En este sentido los trabajos subidos a la web de lingüistas e historiadores me facilitaron el tiempo de investigación y el acercamiento a las obras.

 

-Por último, sabemos que fuiste durante muchos años docente y que tu pasión por escribir llegó luego de los 50. ¿Cómo fue esa decisión de convertirte en escritora? ¿Escribías desde antes pero no editabas?

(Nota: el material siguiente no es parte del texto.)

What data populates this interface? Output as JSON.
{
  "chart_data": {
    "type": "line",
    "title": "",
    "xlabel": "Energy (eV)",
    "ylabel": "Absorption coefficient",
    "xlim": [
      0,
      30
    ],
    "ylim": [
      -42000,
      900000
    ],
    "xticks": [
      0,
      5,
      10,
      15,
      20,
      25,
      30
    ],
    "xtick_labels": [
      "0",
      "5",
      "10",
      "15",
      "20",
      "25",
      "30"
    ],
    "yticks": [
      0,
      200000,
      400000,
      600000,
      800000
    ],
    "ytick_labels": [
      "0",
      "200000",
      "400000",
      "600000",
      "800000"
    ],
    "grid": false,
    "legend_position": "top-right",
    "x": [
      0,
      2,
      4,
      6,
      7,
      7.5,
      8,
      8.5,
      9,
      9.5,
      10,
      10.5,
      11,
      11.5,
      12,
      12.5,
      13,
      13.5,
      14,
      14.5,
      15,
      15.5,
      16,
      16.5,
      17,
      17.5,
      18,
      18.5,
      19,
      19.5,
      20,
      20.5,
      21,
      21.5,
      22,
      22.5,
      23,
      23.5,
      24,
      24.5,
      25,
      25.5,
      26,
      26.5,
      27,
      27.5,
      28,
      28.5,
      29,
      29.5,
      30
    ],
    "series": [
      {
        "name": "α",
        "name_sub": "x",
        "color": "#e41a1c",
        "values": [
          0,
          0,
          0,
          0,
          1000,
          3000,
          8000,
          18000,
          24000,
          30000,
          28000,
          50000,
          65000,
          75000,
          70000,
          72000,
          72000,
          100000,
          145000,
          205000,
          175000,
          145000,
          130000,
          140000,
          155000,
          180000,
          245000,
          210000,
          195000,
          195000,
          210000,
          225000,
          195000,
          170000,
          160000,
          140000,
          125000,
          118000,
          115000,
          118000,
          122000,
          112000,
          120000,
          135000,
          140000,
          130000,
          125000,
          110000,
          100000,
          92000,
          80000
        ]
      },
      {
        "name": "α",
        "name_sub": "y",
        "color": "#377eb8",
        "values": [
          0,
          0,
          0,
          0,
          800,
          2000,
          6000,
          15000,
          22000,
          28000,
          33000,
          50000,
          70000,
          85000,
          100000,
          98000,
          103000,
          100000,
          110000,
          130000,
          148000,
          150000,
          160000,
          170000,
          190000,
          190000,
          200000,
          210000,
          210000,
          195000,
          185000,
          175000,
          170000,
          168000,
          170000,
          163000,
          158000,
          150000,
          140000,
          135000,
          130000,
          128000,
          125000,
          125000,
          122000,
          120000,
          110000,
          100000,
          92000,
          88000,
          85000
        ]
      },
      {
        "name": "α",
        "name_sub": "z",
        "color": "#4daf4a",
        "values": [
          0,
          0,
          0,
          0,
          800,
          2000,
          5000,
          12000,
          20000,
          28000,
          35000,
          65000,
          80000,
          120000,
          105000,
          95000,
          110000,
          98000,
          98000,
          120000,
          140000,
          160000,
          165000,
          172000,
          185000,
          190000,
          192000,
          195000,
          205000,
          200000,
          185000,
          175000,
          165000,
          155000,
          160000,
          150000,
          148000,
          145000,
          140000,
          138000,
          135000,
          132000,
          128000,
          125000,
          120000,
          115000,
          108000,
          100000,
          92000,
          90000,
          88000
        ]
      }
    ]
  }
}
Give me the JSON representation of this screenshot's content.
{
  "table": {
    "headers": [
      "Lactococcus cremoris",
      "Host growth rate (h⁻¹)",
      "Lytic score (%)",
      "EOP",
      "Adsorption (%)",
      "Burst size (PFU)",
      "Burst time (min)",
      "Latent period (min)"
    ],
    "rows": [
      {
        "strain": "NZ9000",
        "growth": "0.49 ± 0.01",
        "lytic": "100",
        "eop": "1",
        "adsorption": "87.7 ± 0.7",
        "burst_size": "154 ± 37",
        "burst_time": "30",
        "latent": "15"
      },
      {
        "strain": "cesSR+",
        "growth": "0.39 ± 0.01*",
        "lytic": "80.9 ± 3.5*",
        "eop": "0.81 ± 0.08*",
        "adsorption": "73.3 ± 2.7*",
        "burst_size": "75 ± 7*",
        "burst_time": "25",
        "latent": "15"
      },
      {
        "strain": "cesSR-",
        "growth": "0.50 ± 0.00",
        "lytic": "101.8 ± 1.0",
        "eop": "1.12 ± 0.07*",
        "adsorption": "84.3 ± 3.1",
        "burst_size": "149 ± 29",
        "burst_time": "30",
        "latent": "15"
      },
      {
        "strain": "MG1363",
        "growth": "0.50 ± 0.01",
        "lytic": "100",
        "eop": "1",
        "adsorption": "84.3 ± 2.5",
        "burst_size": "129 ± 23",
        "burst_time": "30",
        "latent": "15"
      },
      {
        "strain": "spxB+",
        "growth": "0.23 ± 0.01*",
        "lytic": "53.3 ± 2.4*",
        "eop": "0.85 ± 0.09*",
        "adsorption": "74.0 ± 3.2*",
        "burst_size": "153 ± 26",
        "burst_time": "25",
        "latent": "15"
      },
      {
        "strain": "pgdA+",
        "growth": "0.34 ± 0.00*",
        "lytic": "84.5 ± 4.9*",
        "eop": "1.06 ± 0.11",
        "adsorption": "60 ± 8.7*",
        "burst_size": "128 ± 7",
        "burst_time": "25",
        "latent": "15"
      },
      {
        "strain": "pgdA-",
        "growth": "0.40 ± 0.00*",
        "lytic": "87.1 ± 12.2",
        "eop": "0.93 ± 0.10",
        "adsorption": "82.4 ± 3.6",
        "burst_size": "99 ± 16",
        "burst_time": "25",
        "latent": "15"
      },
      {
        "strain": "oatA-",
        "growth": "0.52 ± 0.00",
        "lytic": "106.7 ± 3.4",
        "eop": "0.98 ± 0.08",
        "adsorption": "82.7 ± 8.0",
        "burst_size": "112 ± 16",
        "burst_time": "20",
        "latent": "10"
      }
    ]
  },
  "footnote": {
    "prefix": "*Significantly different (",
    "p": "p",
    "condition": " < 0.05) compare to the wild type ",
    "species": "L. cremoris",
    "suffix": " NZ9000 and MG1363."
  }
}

-Así es, comencé a escribir a los 51 años, cuando me jubilé. Nunca antes lo había hecho. Amaba (y amo) leer novelas, y siempre me dije que me hubiese encantado ser escritora, pero como una fantasía totalmente irrealizable. Tanto así, que, sí alguien me hubiera vaticinado esto, no lo hubiera creído.  En fin, unos años antes de jubilarme viajé a la ciudad de Santa Fe y en el Museo Histórico vi el retrato de un hombre del cual me enamoré y se me ocurrió una historia para una novela. De regreso a casa abrí una carpeta en la computadora titulada NOVELA y ahí quedó, con algunos datos que investigué de la ciudad en 1853. Hasta que, años después (2011) vi un cartelito de papel en un local y me acerqué a leerlo. Oh, sorpresa: era de una clínica de novela. Estaba cerrado. Comencé a escribir ahí, el 3 de mayo de 2012. Fecha de cumpleaños de mi papá. Comencé porque creo en las señales y porque quería saber si yo era capaz de escribir una historia creíble. Sin intención de publicar. Así nació Aquí estoy, mi querida E; la que imaginé aquella mañana en el museo.

El excelente recibimiento que tuvo la novela me motivó a continuar. Es un antes y un después, un bonus track que me dio la vida. Desde entonces no he parado de escribir y de tomar cursos literarios.